0

We load data from oracle into a dataset: like this.

val dataset = sqlContext.read.format("jdbc").options(Map(
  "driver" -> applicationConfig.getString("oracle.driver"),
  "url" -> applicationConfig.getString("oracle.url"),
  "user" -> applicationConfig.getString("oracle.user"),
  "password" -> applicationConfig.getString("oracle.password"),
  "dbtable" -> query
)).load().as[CaseClass]

CaseClass looks like:

case class CaseClass (
  RELNR: Long = null,
  INS_CONTACTHIST_DATE: Timestamp = null,
  CONTACTDATETIME: Timestamp = null,
  CONTACTSTATUSID: Long = null,
  ...

I want to create a new DataSet[CaseClass]

import sqlContext.implicits._
val acc = sqlContext.createDataset[CaseClass](Seq())

and fill it in a few iterations with filtered data from dataset:

 val possibilities = dataset.filter(c => predicate(c))
 acc.union(possibilities)

This fails with an error: unresolved operator 'Union; From SO I learned that this has to do with incompatible datasets, and doing a printSchema() on both datasets confirms that some columntypes are incompatible:

Oracle:
|-- RELNR: decimal(10,0) (nullable = true)
|-- INS_CONTACTHIST_DATE: date (nullable = true)
|-- CONTACTDATETIME: timestamp (nullable = true)
|-- CONTACTSTATUSID: decimal(19,0) (nullable = true)

empty dataset:
|-- RELNR: long (nullable = true)
|-- INS_CONTACTHIST_DATE: timestamp (nullable = true)
|-- CONTACTDATETIME: timestamp (nullable = true)
|-- CONTACTSTATUSID: long (nullable = true)

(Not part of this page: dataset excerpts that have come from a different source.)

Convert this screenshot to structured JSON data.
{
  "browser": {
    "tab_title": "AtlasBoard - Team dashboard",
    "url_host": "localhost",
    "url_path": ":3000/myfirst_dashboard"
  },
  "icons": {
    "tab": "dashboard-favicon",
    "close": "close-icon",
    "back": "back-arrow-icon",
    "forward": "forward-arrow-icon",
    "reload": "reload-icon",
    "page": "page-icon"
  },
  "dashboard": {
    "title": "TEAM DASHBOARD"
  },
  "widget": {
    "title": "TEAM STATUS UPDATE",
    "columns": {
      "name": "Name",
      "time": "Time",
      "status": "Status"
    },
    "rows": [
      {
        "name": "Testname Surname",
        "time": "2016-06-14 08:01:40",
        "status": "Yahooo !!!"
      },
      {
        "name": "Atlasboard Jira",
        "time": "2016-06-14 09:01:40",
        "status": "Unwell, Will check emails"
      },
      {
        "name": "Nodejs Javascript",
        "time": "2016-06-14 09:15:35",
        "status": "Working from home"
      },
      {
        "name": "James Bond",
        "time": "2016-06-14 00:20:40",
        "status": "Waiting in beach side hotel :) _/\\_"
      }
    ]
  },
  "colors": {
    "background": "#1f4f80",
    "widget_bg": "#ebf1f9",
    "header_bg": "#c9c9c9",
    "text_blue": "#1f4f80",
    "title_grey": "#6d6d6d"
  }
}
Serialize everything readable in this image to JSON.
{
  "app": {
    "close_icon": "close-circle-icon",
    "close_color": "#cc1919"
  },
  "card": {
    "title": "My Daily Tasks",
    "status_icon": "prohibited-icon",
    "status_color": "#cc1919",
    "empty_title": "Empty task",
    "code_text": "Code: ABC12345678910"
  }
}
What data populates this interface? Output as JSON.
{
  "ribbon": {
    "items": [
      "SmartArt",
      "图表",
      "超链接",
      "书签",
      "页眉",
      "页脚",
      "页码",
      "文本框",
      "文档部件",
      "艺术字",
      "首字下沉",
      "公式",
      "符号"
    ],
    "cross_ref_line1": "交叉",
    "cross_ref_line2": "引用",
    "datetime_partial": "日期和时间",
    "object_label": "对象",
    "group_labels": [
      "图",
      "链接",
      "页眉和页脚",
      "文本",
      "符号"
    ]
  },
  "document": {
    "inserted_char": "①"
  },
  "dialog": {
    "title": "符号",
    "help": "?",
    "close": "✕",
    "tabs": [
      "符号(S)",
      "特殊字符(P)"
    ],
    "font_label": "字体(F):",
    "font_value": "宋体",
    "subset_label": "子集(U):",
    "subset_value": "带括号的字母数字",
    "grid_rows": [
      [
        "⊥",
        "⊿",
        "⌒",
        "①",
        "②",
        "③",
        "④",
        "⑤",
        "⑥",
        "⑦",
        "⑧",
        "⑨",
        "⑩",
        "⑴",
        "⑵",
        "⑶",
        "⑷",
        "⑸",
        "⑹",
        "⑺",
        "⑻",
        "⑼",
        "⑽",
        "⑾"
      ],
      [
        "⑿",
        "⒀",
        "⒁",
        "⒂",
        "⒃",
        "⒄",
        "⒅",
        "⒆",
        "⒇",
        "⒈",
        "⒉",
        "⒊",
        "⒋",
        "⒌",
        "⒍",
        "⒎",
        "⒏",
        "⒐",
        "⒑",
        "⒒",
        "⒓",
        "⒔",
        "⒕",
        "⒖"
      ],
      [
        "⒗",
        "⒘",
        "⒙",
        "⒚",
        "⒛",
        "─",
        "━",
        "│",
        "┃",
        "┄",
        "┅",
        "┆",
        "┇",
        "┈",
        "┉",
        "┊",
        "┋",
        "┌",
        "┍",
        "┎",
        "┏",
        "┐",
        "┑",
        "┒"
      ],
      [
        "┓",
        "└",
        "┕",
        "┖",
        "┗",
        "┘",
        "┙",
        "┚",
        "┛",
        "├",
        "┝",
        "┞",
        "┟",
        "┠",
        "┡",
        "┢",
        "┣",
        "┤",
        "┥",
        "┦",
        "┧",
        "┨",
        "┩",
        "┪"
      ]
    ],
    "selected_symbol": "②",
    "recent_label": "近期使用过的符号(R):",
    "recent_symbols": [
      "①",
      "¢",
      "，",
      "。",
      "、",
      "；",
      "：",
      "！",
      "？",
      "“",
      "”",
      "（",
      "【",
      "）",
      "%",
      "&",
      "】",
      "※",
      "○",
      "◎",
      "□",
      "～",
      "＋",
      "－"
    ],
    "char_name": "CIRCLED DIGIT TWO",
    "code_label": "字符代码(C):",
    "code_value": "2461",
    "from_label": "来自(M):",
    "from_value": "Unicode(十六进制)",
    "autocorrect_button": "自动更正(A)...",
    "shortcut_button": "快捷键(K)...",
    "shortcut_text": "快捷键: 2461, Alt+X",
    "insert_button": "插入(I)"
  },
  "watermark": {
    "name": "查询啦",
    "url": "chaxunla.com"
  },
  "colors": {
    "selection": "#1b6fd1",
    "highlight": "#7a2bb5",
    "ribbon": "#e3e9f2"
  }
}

How can I make the union work? or how can I force the population by the sqlcontext.read(..) to use the CaseClass' property types?

dr jerry
  • 9,768
  • 24
  • 79
  • 122
  • Why don't you change your case class instead of forcing the population by the sqlContext? – Ramesh Maharjan May 30 '17 at 11:54
  • @RameshMaharjan It has crossed my mind by I don't want to modify too much in the existing code, I was hoping for other, less intrusive solutions. – dr jerry May 30 '17 at 12:46
  • can you post your `CaseClass` as you posted your `ContactHistoryExtended`? – Ramesh Maharjan May 30 '17 at 12:49
  • The CaseClass was meant as some kind of obfuscation of our business logic. I modified the code, The case class itself is much longer but the disclosed attributes nicely and completely demonstrate the problem. – dr jerry May 30 '17 at 13:10
  • I tried to force the schema with `.schema(StructType(Array( StructField("RELNR", LongType, false), StructField("INS_CONTACTHIST_DATE", BigDecimalType, false), StructField("CONTACTDATETIME", TimestampType, false), StructField("CONTACTSTATUSID", LongType, false)))).load()` but that fails because of ` jdbc does not allow user-specified schemas.;` I have the feeling that @RameshMaharjan solution is the only one left :-( – dr jerry Jun 06 '17 at 08:39

2 Answers2

1

I tried to create the empty dataset with the case class you provided in your question

case class CaseClass (
                       RELNR: Long = null,
                       INS_CONTACTHIST_DATE: Timestamp = null,
                       CONTACTDATETIME: Timestamp = null,
                       CONTACTSTATUSID: Long = null
                     )

And I tried

import sqlContext.implicits._
val acc = sqlContext.createDataset[CaseClass](Seq())
acc.printSchema()

But unfortunately I got following error

Error:(246, 38) an expression of type Null is ineligible for implicit conversion
                       RELNR: Long = null,
Error:(246, 38) type mismatch;
 found   : Null(null)
 required: Long
                       RELNR: Long = null,
Error:(249, 48) an expression of type Null is ineligible for implicit conversion
                       CONTACTSTATUSID: Long = null
Error:(249, 48) type mismatch;
 found   : Null(null)
 required: Long
                       CONTACTSTATUSID: Long = null

Then I tried

case class CaseClass (
                       RELNR: Decimal = null,
                       INS_CONTACTHIST_DATE: java.sql.Date = null,
                       CONTACTDATETIME: Timestamp = null,
                       CONTACTSTATUSID: Decimal = null
                     )

This worked with following schema

root
 |-- RELNR: decimal(38,18) (nullable = true)
 |-- INS_CONTACTHIST_DATE: date (nullable = true)
 |-- CONTACTDATETIME: timestamp (nullable = true)
 |-- CONTACTSTATUSID: decimal(38,18) (nullable = true)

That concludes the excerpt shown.